During an otherwise disappointing fiscal third-quarter, Adobe this week said revenue from its digital marketing business -- including campaign management and analytics services -- rose 8% to $336.6 million. Overall, however, total revenue rose 1% to $1.01 billion, while analysts were expecting at least $1.02 billion, Reuters reports. “I think the market has come to expect perfection from this company and today was not perfect,” Edward Jones technology analyst Josh Olson told Reuters.
Courts documents unsealed this week show how the U.S. government threatened to fine Yahoo $250,000 a day for failing to provide it with private user communications, in 2008. The records “illuminate how federal officials forced American tech companies to participate in the National Security Agency’s controversial PRISM program,” The Washington Post reports. Though it believe the requests to be unconstitutional, Yahoo was one of a number of tech giant that did ultimately surrender personal user communications to the U.S. government.

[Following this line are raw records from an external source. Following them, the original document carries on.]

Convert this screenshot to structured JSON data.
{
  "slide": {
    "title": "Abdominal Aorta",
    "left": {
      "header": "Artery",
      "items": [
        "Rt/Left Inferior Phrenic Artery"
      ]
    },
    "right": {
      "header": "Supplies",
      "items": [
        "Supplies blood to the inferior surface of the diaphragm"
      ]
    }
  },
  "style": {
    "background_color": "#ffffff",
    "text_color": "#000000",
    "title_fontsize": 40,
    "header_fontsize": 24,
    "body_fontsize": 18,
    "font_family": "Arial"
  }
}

It was probably only a matter of time, but Microsoft is reportedly erasing any and all uses of the Nokia brand name. That leaves “Lumia” as “the hero brand for upcoming devices,” Geeks On Gadgets reports. Based on an internal document obtained by the tech blog, “Microsoft is shying away from placing the Windows Phone logo next to their devices in promotions and advertisements, and will instead place the standard Windows logo alongside them (sans the ‘Phone’).”
TMZ.com, once derided by some (many?) as a sleazy gossip Web site, has officially earned the respect of The New York Times. Following a series of major scoops -- from audio of Donald Sterling’ racist remarks to video of Ray Rice’s domestic violence -- the paper of record concedes that TMZ’s “reporting is having an impact.” NYTimes then puts that impact in historical context. “Tabloids have always trafficked in gossip and scandal-mongering,” it writes. “The idea was never just to titillate, though; it was, at least in part, to hold the rich and powerful accountable.”
Google Glass is so unpopular in some circles that consumer products are emerging to block the headgear’s privacy invading powers. For less than $100, Glass-haters should soon be able to buy Cyborg Unplug -- a gadget that detects nearby devices, and kills their connections to local Wi-Fi networks, Wired reports. The contraption is also expected to deter other “potential surveillance gadgets like Google Dropcams, Wi-Fi-enabled drone copters, and certain wireless microphones,” according to Wired.
Some plucky tech companies, including Reddit, Etsy, Foursquare, and Kickstarter, are planning to protest the FCC’s net neutrality proposal. As The Verge reports, the group is going to mark next Wednesday, September 10, as a day of action, “during which they'll showcase net neutrality issues on their sites and drive visitors to contact the FCC, Congress and the White House.”
As expected, Google’s Megan Smith has been named country’s next chief technology officer. Among other attributes, “Smith … has a record of focusing on digital inclusiveness,” The Washington Post reports. “Before Google, she was the CEO of the online LGBT community PlanetOut … And she has worked to bring more women in the engineering and technology fields.” Also on Thursday, The White House named former Twitter lawyer Alexander Macgillivray as deputy U.S. CTO. Thus, “President Obama gets a pair of widely respected technology world figures, both steeped in the workings of some of Silicon Valley's biggest and highest-profile companies.”